A machine that finds planets the way pharma finds drug candidates: scan millions, confirm a handful.
That is what Princeton's T16 team built. Their pipeline chewed through 83,717,159 light curves from NASA's Transiting Exoplanet Survey Satellite — TESS, the space telescope that watches stars for the dimming that signals a planet crossing in front — and surfaced 11,554 planet candidates in a single systematic pass. More than double the known TESS catalog. Then they used telescope time on the 6.5-meter Magellan telescope to confirm exactly one.
The ratio is the story.
TESS has accumulated roughly 7,800 planet candidates over its mission, of which approximately 760 had been confirmed as of March 2026 — a historical confirmation rate of about 9.7 percent. The T16 catalog, in one contribution, added more candidates than the entire confirmed population. The bottleneck is not detection. It is radial velocity follow-up: the method astronomers use to measure the wobble a planet induces in its host star. That requires a high-resolution spectrograph on a large telescope, and telescope time is a finite, oversubscribed resource. The T16 team used Magellan's PFS spectrograph to confirm one target, TIC 183374187, a metal-poor thick-disk star hosting a hot Jupiter. They chose it carefully: you confirm one, demonstrate the pipeline works, and hand the rest of the list to a community that does not have enough telescope time to work through it.
The comparison to pharma is not metaphorical. Drug discovery works the same way: screen millions of compounds, push a handful through validation. Screening is fast. Clinical trials are slow and expensive and do not scale with the library size. Exoplanet astronomy has arrived at the same inflection point. T16 processed 83.7 million light curves using machine learning-assisted transit searches, turning what used to require teams of astronomers years of focused staring into a semi-automated pipeline running on data already collected. The detrending and systematics-correction across the full TESS Cycle 1 dataset — removing instrumental noise and stellar variability to expose transit signals underneath — is genuinely difficult signal processing. The results demonstrate it works.
The ExoNet paper, published independently by a separate team, frames the same bottleneck from the other side: a multimodal deep learning system that vets TESS candidates with 86.3 percent accuracy, identifying 1,754 high-confidence signals out of 4,720 unconfirmed candidates, including 52 in the habitable zone and six Earth-sized candidates below 1.6 Earth radii. TOI-5728.01 and TOI-6716.01 emerge as the most Earth-like unconfirmed targets.

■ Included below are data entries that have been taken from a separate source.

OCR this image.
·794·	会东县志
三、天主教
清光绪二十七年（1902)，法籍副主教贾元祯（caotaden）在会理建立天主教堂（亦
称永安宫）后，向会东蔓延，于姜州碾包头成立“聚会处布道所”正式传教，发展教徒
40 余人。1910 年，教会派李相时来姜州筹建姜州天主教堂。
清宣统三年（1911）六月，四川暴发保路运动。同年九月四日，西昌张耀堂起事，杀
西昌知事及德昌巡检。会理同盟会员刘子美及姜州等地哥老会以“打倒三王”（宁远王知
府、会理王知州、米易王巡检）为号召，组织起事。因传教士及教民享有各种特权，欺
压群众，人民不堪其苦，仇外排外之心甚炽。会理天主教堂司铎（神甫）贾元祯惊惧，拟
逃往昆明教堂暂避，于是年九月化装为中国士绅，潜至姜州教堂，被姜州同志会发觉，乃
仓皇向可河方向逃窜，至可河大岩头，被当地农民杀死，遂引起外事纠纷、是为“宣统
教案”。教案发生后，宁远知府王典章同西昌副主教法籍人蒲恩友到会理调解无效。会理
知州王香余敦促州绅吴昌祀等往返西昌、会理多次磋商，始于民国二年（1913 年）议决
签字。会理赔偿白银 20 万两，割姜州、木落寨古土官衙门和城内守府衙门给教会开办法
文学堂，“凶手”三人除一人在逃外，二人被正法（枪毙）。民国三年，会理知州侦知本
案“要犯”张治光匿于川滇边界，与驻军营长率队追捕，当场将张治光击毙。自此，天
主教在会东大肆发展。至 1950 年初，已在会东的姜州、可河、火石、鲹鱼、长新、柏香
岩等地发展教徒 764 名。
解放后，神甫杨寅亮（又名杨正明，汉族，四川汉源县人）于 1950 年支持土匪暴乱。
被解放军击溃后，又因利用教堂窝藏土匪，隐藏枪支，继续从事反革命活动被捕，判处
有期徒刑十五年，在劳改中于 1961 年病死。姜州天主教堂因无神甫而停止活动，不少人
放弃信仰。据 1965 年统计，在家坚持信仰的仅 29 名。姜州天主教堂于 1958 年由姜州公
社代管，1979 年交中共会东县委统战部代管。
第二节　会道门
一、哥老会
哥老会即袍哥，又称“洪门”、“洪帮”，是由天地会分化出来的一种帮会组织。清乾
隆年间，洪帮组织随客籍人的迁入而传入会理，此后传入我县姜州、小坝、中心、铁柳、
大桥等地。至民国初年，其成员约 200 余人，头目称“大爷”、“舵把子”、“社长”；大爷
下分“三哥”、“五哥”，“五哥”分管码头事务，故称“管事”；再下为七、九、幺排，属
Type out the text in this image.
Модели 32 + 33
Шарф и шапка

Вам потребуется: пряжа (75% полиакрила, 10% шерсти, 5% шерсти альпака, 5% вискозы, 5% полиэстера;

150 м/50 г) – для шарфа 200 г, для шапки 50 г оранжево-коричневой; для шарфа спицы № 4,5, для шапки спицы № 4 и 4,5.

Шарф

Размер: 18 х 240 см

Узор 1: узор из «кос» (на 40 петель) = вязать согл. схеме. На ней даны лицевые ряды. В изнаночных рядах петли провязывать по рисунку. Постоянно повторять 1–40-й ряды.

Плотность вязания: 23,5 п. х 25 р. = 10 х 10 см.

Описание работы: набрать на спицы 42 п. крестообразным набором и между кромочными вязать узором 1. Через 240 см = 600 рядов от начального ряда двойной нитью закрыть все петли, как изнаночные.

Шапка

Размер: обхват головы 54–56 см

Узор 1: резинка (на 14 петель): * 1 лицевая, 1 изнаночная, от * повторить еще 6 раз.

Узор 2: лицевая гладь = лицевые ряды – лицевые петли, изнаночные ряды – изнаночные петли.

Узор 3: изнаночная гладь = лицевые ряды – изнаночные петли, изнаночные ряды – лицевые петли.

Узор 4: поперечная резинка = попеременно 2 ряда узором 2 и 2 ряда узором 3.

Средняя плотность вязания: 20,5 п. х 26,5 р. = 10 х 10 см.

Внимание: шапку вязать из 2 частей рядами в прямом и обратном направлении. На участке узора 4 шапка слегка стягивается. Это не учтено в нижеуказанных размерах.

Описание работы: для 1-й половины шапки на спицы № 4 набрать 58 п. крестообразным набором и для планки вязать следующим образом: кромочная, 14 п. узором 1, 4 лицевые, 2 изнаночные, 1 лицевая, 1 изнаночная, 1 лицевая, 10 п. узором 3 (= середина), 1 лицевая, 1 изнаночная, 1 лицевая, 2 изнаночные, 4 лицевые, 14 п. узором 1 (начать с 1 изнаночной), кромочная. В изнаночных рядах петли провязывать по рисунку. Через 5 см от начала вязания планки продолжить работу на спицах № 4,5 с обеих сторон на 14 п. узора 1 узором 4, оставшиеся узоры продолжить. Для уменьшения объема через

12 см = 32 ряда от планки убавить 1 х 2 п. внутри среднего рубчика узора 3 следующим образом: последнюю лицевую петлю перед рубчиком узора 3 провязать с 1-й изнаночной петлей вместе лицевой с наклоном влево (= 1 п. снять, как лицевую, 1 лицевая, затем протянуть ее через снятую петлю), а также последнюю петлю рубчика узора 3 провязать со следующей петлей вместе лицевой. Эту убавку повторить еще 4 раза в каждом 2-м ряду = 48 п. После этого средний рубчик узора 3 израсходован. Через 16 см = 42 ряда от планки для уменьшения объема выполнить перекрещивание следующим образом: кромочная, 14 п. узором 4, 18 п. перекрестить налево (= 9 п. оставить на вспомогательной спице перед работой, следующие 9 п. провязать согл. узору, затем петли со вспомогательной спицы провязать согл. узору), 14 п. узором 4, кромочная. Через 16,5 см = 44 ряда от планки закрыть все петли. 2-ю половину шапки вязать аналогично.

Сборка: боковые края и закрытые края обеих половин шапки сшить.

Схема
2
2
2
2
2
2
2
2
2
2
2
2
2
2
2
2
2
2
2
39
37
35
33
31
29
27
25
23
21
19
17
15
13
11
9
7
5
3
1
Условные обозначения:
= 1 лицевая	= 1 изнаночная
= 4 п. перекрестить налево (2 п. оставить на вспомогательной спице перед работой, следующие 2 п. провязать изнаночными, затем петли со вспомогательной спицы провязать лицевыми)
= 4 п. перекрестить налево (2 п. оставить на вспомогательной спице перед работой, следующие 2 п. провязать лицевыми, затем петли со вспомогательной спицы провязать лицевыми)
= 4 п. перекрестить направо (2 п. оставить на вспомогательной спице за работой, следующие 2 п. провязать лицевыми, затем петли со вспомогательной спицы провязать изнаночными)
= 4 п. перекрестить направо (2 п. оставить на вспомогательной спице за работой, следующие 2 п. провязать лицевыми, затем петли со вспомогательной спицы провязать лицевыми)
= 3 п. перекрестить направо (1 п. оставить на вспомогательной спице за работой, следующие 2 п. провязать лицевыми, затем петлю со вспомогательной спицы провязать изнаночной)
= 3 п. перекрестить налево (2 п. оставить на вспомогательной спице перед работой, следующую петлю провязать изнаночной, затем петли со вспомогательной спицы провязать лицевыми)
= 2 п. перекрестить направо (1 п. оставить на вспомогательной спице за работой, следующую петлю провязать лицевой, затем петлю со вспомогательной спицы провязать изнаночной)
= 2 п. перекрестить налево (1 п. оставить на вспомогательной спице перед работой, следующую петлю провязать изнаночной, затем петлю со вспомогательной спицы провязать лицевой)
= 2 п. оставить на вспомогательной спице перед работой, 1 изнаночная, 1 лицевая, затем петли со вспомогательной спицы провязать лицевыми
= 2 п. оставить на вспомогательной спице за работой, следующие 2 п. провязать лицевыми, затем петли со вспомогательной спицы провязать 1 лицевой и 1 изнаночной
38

T16 finds candidates at scale. ExoNet triages them for follow-up priority. Together they describe an astronomical community that can produce candidate planets much faster than it can confirm them.
The practical consequence is that the T16 catalog is a target list more than a planet list. The 11,554 candidates are signals. Some fraction are real planets. Most will sit as candidates indefinitely because there is not enough radial velocity telescope time to work through the queue. Doubling the catalog does not mean doubling the confirmed planets unless the confirmation infrastructure scales with it. It has not.
What the team has built is a planet-finding machine. What they have handed the community is a very long to-do list. Whether that list gets worked through in the next decade or the next generation depends on how many radial velocity telescopes the field is willing to build, buy, or borrow. As of now, that number has not changed.